Finalement, on devrait reconnaitre que le gouvernement à Londres essaie d’être très actif sur le plan des affaires internationales, y compris dans le domaine de ce qu’on peut appeler les biens publics internationaux (par exemple, le changement climatique, la sécurité, les disciplines relatives aux flux financiers et la fiscalité). Pendant que je rédige ces lignes, les Ministres de Finances du G7 se réunissent à Londres. Plus tard la grande réunion sur le climat aura lieu en Ecosse et d’autres évènements internationaux sont prévus. Bien sûr, personne n’a jamais dit que le pays avait l’intention de s’absenter internationalement. Mais quand-même….

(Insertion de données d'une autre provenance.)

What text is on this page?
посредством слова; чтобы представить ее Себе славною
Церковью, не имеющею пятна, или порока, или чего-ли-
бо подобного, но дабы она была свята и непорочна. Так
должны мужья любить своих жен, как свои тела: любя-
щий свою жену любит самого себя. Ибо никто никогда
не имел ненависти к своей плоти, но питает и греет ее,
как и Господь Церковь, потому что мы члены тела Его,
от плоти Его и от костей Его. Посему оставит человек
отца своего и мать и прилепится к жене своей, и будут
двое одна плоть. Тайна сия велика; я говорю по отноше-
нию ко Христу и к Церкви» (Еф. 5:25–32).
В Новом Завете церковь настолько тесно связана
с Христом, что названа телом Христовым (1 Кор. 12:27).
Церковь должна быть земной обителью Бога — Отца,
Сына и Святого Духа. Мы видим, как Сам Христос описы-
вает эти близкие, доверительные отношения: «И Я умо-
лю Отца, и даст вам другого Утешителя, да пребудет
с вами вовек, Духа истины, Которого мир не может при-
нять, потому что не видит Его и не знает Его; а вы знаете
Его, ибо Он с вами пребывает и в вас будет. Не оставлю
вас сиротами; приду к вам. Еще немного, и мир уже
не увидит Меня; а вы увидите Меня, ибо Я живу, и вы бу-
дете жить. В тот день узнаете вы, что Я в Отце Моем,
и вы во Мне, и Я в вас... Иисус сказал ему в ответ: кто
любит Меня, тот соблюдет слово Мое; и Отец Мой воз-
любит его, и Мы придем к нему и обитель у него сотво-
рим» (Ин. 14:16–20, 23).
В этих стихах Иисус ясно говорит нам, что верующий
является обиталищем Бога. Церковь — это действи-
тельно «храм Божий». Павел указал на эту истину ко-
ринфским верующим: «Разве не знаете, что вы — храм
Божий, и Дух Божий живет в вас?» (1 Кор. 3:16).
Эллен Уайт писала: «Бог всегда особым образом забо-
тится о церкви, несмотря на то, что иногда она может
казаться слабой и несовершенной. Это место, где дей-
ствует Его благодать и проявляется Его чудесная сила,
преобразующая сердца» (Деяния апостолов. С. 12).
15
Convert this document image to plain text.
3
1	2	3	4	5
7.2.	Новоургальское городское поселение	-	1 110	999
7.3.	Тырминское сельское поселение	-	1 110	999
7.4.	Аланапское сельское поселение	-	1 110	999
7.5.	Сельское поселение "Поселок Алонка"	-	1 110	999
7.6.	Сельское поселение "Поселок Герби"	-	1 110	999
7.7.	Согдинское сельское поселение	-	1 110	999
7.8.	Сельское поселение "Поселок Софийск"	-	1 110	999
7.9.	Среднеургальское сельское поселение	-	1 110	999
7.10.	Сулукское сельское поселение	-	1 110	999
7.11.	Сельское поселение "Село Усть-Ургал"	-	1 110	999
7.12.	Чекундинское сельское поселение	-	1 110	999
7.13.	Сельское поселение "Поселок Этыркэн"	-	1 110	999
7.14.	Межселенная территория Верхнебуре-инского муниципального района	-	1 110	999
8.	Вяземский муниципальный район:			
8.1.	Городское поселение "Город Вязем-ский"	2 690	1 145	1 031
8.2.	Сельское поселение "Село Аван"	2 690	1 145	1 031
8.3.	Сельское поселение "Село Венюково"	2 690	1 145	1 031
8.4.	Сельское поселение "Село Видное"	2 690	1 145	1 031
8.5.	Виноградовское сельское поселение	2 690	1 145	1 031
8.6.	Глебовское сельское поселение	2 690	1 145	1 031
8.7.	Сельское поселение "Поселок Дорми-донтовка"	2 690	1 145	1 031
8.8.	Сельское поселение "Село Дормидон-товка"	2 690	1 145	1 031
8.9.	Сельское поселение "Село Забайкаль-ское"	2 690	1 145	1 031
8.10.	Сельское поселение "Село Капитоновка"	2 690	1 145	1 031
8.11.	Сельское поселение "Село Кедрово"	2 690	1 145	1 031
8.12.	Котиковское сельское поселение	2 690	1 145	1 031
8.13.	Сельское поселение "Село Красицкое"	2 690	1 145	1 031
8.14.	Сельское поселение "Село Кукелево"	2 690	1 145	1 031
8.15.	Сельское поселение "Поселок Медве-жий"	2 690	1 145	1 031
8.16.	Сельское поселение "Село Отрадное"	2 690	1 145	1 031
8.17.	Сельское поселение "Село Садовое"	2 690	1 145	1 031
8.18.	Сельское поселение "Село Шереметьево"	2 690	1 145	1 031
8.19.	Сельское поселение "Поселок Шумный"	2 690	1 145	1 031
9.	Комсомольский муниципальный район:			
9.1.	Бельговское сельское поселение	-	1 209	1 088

Je viens d’esquisser quelques tendances, parfois contradictoires, auxquelles le processus du Brexit semble avoir donné une nouvelle vie. Quelle est la leçon principale à tirer d’une telle situation ? La réponse optimiste serait la suivante. Même si des décisions appuyées sur des bases nébuleuses et fausses sont prises, leurs conséquences ne sont que partiellement prévisibles et pas forcément toutes négatives. Le fait de renverser les piliers d’un édifice mène à beaucoup d’impacts nettement négatifs. Mais le désordre peut laisser quelques possibilités et surtout stimuler des réévaluations des structures existantes qui ne sont plus aptes à répondre des besoins d’aujourd’hui et demain. Peu à peu, toutes les cartes vont apparaitre sur la table, y compris plusieurs cartes que les promoteurs du Brexit ne voulaient jamais révéler aux joueurs. Les résultats de ce jeu restent imprévisibles, y compris pour ceux qui ont commencé la distribution des cartes.
Peter O’Brien, Bruxelles, 4 Juin, 2021.